BoJ May Paint Less Gloomy View, Signal Rate-Hike Resumption
- The Bank of Japan is set to hold off raising interest rates on Thursday but may offer a less gloomy view on the outlook after Tokyo's trade agreement with the U.S. last week, signalling rate hikes may resume later this year.
- Receding global trade tensions following Sunday's agreement between the U.S. and the European Union add relief for BoJ policymakers on the outlook of Japan's export-heavy economy. However, the BoJ is likely to warn of lingering uncertainty on how U.S. tariffs affect business activity with the hit to exports seen intensifying later this year, analysts say.

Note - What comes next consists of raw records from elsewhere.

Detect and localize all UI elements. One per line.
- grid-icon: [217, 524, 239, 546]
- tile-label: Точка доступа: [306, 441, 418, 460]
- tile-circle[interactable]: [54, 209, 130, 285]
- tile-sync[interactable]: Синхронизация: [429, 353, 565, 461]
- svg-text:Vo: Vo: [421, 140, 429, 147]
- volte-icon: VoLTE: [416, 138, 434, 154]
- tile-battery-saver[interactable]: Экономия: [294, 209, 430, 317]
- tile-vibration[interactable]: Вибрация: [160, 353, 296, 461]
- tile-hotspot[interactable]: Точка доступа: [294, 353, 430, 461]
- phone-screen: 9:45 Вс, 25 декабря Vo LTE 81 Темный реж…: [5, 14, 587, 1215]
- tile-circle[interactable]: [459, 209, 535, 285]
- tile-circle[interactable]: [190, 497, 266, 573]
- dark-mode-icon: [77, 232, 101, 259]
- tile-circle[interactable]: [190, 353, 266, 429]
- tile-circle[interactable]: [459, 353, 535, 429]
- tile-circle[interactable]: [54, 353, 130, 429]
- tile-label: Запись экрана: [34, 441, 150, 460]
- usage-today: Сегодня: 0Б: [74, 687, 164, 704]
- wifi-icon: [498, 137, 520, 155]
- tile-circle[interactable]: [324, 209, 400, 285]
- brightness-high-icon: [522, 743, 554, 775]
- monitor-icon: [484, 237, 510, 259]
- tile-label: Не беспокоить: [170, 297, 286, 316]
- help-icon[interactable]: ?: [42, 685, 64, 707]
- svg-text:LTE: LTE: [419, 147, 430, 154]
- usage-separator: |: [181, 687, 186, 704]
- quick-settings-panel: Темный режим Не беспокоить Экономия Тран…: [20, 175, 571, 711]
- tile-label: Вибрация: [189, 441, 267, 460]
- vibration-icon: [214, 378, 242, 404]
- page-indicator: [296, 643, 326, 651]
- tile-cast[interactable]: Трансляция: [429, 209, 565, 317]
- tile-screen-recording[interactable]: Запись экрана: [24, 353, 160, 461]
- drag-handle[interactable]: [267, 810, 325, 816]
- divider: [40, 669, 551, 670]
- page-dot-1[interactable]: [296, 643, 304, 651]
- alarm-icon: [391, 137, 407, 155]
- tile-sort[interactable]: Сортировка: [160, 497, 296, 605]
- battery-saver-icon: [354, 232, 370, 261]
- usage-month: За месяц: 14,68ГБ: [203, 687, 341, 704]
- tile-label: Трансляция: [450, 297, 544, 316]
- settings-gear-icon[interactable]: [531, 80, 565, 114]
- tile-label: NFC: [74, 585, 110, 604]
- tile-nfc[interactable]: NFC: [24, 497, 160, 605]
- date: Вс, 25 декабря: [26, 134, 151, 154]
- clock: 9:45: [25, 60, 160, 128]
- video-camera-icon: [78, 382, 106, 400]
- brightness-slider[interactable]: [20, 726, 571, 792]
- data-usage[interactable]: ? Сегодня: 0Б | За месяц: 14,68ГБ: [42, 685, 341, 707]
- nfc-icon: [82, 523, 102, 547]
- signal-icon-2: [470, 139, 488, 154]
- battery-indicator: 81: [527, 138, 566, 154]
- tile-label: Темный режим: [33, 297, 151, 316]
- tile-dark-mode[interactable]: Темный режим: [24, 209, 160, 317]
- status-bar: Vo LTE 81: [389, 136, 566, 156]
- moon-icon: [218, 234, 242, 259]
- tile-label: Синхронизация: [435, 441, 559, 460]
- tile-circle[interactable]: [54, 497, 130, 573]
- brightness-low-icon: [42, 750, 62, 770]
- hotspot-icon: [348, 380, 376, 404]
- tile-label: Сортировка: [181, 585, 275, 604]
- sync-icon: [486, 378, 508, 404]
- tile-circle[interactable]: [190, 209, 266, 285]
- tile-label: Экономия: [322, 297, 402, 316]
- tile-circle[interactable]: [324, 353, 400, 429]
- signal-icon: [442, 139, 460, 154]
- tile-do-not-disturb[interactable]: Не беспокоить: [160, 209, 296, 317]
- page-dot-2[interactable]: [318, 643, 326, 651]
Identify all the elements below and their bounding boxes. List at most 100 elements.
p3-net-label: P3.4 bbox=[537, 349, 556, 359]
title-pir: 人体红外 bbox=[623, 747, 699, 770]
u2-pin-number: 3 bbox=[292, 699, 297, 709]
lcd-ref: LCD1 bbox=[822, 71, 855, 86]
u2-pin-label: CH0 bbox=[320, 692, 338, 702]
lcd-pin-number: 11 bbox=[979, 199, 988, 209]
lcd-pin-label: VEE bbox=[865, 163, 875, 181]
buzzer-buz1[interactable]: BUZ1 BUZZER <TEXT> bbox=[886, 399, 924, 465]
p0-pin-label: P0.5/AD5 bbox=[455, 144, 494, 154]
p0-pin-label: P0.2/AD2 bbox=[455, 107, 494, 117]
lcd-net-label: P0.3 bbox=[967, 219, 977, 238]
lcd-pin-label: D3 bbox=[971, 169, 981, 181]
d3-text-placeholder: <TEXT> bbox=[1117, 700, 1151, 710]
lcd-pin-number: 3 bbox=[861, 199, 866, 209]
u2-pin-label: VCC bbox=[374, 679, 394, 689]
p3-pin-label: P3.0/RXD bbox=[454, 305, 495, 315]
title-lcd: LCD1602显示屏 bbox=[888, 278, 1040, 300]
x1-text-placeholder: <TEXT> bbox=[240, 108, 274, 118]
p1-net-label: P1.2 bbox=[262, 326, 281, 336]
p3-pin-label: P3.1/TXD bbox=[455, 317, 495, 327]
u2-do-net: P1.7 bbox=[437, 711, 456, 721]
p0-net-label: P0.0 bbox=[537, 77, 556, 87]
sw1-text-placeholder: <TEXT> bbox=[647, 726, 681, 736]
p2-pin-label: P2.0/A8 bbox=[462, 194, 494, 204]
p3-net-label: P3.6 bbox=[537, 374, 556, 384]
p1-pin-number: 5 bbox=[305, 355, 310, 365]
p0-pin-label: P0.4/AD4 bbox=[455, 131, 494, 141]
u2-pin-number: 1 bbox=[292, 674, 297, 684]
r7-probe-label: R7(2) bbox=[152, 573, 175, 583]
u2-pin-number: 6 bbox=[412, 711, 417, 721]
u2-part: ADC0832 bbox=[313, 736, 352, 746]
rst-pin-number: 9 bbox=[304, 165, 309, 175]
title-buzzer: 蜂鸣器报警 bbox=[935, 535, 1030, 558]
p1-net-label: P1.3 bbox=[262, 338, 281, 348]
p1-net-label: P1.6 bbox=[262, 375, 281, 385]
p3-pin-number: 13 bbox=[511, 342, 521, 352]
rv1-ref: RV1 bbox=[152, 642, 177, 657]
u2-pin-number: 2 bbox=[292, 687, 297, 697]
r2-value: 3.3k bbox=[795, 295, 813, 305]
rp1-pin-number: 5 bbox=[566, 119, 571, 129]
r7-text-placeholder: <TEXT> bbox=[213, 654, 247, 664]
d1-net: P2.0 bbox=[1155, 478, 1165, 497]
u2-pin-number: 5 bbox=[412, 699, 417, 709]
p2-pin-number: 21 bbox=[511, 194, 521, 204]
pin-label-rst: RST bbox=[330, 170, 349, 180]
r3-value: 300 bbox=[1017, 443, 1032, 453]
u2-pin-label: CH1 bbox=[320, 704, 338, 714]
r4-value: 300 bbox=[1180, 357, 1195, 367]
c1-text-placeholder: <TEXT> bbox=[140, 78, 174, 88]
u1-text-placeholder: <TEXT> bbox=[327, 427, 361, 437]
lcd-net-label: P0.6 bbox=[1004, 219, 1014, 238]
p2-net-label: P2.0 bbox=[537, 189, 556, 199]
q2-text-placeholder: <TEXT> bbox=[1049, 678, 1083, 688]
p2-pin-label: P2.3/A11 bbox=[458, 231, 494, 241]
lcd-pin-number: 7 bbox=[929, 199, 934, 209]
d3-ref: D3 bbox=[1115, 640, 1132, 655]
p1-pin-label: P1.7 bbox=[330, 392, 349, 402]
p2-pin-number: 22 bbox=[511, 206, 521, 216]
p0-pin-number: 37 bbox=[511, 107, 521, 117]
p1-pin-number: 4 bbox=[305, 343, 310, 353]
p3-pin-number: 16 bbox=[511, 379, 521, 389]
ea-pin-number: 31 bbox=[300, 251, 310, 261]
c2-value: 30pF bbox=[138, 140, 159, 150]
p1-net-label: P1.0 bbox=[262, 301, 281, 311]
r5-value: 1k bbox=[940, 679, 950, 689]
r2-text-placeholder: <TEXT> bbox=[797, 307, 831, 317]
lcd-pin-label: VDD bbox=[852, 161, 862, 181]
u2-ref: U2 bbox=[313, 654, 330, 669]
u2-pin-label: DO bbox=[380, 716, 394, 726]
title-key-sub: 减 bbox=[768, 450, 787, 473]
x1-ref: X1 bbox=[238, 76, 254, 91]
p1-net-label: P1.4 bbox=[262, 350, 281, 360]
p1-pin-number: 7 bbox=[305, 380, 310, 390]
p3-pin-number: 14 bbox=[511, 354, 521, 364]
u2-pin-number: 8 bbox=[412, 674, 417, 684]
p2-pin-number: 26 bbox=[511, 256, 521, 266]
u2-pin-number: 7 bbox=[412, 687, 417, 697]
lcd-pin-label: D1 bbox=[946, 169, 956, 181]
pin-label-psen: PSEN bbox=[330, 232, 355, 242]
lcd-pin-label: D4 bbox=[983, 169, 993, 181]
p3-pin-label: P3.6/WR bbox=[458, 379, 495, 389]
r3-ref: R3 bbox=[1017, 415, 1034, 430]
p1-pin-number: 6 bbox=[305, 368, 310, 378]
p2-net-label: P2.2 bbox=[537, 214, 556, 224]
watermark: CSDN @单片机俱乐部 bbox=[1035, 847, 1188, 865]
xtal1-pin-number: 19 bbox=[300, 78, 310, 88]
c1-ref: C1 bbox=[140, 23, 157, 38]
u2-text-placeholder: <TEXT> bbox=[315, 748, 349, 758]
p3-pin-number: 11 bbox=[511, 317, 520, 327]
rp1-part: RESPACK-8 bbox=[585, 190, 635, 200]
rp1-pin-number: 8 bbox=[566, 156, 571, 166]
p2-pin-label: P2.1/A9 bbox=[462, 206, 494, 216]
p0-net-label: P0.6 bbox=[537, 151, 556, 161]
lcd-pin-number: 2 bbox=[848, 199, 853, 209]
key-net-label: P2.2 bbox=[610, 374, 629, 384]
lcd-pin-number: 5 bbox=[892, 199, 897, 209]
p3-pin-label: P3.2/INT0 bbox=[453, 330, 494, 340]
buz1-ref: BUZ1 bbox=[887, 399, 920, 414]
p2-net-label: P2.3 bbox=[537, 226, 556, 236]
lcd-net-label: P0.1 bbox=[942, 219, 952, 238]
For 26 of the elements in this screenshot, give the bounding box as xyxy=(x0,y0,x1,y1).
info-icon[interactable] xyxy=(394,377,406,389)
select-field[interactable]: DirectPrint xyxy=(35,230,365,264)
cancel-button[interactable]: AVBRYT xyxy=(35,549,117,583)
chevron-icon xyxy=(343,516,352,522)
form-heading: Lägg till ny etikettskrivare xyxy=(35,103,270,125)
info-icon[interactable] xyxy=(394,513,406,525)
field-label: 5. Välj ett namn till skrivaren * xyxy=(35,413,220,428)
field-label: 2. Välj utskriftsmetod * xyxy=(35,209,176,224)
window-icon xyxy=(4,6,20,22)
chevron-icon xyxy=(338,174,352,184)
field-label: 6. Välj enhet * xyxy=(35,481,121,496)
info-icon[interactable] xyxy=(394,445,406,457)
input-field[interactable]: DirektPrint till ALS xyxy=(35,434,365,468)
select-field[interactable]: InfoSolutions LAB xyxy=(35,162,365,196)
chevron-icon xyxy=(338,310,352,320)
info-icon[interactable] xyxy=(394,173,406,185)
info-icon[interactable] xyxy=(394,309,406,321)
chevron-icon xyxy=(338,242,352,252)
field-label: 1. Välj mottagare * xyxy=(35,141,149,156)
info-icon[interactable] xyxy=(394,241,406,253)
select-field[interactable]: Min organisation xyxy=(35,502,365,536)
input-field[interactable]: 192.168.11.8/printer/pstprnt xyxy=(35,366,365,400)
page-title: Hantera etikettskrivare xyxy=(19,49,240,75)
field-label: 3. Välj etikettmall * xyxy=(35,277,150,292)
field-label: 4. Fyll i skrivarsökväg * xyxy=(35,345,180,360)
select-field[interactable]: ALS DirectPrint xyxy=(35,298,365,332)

- "It's very big progress that reduces uncertainty for Japan's economy - but obviously, some uncertainty remains," BoJ Deputy Governor Shinichi Uchida said last week on the Japan-U.S. trade deal. Uchida noted questions around how soon Washington strikes trade deals with other countries, how the tariffs affect domestic and global economies and how long it could take for the tariffs' effects to be seen in hard data.
- At the two-day meeting ending on Thursday, the BoJ is widely expected to keep short-term interest rates steady at 0.5%. Markets are focusing on the bank's quarterly outlook report and Governor Kazuo Ueda's post-meeting news conference for clues on the timing of the next rate hike.
- In the quarterly report, the BoJ is likely to revise up this fiscal year's inflation forecast due to persistent rises in rice and other food costs, sources have told Reuters. The BoJ may also tweak its current view that risks to the price outlook were skewed to the downside, and offer a less gloomy view on the economy compared with the current one focused on tariff-induced risks, according to separate sources.
- The board is likely to maintain its view that inflation will durably hit its 2% target in the latter half of its three-year projection period running through fiscal 2027, they said. In current projections made on May 1, the BoJ projects core consumer inflation to hit 2.2% in fiscal 2025, before slowing to 1.7% in 2026 and 1.9% in 2027.